今回の調月リオの衣装に袖を通した際、まず感じたのは日常感の心地よさでしたが、そのシンプルさゆえに細部がとてもカメラにシビアなスタイリングでした。体にぴったり沿う白のタートルネックリブセーターは少しのシワでもレンズの前で目立ってしまうため、撮影前は襟元や袖口のたるみを念入りに整え直しました。ボトムスには黒のプリーツミニスカートと黒ストッキングを合わせました。こうした王道の組み合わせは平坦に見えがちなため、メイクや小道具の工夫で奥行きを持たせています。
頭上に掲げたヘイローは今回の再現における最大の要でした。黒い円環に赤い流線型の模様が刻まれ、白の「7」のロゴが入った専用クリップでウィッグに固定しています。非常に軽量なパーツであるため、首を動かす角度に常に気を配り、少しポーズを変えるたびにヘイローが傾いていないか確認しながら進めました。赤いカラーコンタクトもキャラクターのオーラを引き立てる重要ポイントで、寒色系の環境光の中で赤く煌めく瞳が、写真に鮮烈な二次元の質感を宿してくれます。
撮影は室内で行われ、主役の家具として黒のレザーソファを配置しました。
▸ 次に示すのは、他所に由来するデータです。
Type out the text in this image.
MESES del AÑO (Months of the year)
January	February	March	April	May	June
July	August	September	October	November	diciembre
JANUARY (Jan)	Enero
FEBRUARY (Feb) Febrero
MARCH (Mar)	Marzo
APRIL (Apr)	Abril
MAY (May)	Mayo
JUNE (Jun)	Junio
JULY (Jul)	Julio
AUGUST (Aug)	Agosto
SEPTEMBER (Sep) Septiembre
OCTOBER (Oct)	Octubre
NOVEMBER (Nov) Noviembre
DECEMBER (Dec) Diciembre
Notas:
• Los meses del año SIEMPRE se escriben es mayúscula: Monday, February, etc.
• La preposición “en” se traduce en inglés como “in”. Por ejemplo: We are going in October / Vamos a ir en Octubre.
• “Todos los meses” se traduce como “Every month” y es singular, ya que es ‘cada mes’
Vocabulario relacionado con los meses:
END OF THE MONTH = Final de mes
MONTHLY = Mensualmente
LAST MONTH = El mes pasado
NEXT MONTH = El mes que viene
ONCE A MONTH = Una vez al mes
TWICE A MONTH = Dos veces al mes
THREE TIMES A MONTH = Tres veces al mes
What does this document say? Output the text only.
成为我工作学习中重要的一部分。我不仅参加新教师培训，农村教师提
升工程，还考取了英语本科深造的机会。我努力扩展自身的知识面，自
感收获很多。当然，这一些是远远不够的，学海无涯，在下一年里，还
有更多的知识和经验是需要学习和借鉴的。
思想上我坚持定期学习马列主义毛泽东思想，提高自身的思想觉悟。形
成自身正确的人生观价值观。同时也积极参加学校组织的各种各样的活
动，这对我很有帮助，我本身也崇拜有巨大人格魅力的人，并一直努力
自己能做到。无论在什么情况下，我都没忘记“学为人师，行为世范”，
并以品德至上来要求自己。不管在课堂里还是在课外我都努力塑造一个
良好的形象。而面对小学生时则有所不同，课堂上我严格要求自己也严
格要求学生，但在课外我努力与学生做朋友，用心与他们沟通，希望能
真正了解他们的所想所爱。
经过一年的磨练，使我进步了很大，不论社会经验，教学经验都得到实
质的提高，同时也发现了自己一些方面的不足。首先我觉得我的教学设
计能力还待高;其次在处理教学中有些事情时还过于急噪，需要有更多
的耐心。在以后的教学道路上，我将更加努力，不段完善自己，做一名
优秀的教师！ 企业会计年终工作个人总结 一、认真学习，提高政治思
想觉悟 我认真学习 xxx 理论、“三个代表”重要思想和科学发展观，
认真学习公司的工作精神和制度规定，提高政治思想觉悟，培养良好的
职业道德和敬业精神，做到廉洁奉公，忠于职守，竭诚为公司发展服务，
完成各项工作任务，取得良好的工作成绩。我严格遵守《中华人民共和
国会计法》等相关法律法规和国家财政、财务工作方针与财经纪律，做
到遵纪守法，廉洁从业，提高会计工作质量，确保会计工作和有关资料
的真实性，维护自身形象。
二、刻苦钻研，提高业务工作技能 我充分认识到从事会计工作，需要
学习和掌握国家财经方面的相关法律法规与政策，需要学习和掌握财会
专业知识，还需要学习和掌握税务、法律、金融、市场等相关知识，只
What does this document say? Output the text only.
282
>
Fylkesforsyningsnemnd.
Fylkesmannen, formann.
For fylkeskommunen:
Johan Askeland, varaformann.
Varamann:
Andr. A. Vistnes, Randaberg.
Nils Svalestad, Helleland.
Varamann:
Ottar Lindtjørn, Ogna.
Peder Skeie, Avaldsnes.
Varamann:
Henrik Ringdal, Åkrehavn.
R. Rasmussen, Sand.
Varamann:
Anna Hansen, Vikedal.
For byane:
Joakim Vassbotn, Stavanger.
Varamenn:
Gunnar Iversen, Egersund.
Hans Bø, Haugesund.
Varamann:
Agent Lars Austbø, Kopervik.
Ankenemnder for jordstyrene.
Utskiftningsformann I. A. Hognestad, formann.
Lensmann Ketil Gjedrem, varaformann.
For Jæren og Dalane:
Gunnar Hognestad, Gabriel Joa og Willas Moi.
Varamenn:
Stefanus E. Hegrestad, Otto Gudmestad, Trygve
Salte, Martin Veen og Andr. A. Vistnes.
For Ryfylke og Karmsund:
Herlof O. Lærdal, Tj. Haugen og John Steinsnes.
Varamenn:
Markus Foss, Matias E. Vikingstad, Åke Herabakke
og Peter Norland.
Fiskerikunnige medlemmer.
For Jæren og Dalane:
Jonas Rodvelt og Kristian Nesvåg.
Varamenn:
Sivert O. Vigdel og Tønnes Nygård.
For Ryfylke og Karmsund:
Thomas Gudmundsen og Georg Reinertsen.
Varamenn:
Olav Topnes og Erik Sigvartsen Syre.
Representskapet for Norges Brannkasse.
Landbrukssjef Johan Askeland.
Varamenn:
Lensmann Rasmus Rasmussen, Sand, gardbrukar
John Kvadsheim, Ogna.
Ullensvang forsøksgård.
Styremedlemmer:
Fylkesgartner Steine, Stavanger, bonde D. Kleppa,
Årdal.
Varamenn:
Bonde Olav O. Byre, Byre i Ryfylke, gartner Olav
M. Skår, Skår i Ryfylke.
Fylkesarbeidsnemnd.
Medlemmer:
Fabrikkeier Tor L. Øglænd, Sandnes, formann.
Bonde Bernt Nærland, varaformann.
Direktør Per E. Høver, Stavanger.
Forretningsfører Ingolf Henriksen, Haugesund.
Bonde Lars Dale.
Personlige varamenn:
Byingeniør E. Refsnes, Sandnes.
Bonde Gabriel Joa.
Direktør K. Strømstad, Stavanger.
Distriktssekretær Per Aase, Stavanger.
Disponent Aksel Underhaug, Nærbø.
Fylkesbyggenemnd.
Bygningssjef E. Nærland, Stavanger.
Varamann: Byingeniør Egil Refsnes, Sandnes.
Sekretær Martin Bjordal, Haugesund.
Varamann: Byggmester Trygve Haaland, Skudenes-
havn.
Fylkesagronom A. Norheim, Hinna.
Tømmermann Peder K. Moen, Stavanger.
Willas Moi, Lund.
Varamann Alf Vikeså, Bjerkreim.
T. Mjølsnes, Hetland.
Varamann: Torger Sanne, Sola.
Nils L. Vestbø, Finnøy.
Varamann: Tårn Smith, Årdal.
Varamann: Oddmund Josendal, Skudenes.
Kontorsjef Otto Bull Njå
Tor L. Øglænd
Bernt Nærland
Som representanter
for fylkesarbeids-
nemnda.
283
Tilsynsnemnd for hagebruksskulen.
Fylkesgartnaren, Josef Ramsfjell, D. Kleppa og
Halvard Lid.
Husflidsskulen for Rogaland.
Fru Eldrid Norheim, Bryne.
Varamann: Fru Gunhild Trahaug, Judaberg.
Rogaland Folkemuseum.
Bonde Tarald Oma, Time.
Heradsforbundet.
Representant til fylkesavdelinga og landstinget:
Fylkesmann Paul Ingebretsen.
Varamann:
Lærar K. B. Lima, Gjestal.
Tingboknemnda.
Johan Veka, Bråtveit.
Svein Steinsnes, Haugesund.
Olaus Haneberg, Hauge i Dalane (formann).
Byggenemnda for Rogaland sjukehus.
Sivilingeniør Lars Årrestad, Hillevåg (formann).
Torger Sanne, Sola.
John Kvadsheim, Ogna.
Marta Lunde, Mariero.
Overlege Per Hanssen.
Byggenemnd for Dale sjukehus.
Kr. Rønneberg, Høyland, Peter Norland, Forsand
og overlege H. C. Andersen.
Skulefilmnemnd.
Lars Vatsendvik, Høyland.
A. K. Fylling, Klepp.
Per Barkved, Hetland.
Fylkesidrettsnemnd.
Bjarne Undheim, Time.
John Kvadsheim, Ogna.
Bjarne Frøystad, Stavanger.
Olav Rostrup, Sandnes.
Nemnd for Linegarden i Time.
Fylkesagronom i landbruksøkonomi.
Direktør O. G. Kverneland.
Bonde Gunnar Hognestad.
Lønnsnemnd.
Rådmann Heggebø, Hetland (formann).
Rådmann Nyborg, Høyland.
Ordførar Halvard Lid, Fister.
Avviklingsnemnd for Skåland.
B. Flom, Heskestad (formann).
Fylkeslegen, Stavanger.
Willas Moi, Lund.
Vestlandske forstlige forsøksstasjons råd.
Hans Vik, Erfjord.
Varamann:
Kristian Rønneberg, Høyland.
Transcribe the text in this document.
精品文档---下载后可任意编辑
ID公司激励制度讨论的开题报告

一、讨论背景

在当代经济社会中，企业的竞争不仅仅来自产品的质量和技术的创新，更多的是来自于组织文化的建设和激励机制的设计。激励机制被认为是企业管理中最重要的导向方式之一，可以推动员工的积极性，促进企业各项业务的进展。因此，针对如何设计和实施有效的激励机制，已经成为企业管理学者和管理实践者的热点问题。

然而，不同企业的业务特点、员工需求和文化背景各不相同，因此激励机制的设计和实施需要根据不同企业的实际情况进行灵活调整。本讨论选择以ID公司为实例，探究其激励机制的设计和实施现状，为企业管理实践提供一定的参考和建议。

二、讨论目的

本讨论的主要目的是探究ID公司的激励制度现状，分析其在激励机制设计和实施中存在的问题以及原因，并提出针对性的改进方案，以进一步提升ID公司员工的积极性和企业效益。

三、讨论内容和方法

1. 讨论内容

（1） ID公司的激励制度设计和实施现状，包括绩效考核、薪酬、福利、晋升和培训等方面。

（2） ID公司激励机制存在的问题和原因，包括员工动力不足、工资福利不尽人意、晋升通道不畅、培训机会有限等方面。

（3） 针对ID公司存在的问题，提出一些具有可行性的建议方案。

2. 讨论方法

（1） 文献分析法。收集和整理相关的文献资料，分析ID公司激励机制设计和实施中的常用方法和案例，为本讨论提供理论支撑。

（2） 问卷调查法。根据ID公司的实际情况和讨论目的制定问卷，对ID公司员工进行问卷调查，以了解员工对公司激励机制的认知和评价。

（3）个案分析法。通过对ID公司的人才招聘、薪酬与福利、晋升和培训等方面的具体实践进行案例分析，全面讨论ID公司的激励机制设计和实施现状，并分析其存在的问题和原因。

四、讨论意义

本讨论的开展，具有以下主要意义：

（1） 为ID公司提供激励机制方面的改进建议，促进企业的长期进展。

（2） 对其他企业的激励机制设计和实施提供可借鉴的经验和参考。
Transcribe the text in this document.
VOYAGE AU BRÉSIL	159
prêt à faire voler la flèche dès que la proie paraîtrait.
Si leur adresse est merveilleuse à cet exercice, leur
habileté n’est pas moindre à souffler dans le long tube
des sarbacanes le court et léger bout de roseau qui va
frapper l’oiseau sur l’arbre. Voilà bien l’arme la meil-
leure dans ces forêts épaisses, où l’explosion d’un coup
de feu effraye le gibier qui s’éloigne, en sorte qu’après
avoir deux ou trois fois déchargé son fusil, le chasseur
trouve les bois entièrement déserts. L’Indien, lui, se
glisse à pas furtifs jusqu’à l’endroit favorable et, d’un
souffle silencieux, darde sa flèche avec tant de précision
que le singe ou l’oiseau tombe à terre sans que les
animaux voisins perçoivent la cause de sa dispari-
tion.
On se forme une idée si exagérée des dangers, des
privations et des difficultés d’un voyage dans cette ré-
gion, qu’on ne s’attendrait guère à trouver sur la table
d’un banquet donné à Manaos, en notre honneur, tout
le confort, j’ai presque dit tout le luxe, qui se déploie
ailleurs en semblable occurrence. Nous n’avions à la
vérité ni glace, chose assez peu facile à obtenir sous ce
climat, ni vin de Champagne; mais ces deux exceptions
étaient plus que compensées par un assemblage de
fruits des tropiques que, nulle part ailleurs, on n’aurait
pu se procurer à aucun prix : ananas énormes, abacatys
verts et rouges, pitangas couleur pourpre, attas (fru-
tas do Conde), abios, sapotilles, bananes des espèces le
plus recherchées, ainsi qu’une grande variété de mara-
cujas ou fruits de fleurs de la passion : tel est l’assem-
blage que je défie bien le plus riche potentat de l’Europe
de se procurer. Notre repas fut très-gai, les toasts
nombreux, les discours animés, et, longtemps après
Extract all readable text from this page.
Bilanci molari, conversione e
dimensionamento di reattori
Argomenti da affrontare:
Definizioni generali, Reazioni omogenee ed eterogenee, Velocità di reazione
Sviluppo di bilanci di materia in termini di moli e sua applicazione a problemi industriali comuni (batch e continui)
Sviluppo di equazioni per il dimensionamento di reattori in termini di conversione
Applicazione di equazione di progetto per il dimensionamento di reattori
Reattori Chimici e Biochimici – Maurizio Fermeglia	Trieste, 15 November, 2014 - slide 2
背景がシンプルな白壁だったため光が平坦になりやすく、カメラマンさんが入念にライティングを設計。トップライトを巧みに回すことで、セーターの編み目模様やストッキングの繊細な光沢のグラデーションを立体的に浮かび上がらせてくれました。タイトルにある「寛ぎ時間」を表現するため、1枚目ではあえて足元の赤底ハイヒールを片方脱ぎ、素足を革ソファに乗せて脚を組みながら背もたれに身を預けました。この所作が美しい脚のラインを自然に引き出すと同時に、脱ぎ捨てられたヒールと黒ソファが無造作な大人の余裕を醸し出します。革のソファは滑りやすいため、体幹を保つため太ももの筋肉はずっと意識して引き締めていました。
2枚目では黒のテーラードジャケットとブルーの社員証ネックストラップをプラスし、手にはゲームのコントローラーを持ちました。ジャケットの凛とした仕立てと柔らかいセーター、なめらかな黒ストッキングが美しい素材のコントラストを描き出しています。社員証がキャリアウーマンらしい知性を添え、コントローラーと合わさることで、一日の仕事を終えてソファでゲームを楽しむようなオフの素顔を物語ってくれます。画面を華やかにするため背景に観葉植物を添え、白黒グレーのモノトーンの中に瑞々しいアクセントを加えました。
撮影中、カメラマンの@波波是JIMさんと最も綿密に擦り合わせたのは視線と身体の脱力感です。わざとらしいポージングを避け、本当に休息を取っているかのようなリラックスした眼差しを意識しつつ、顎や首回りのラインをすっきり保つことで、気だるげでありながら洗練された美しさを追求しました。靴を脱いだ後の黒い床は確かにひんやりとしていて、1枚目で足の甲が少しピンと張っているのも寒さによる自然な反応でしたが、それがかえってリアルな生活感を添えてくれました。衣装の再現度と空間の空気感が見事に調和した、とても心地よい撮影体験となりました。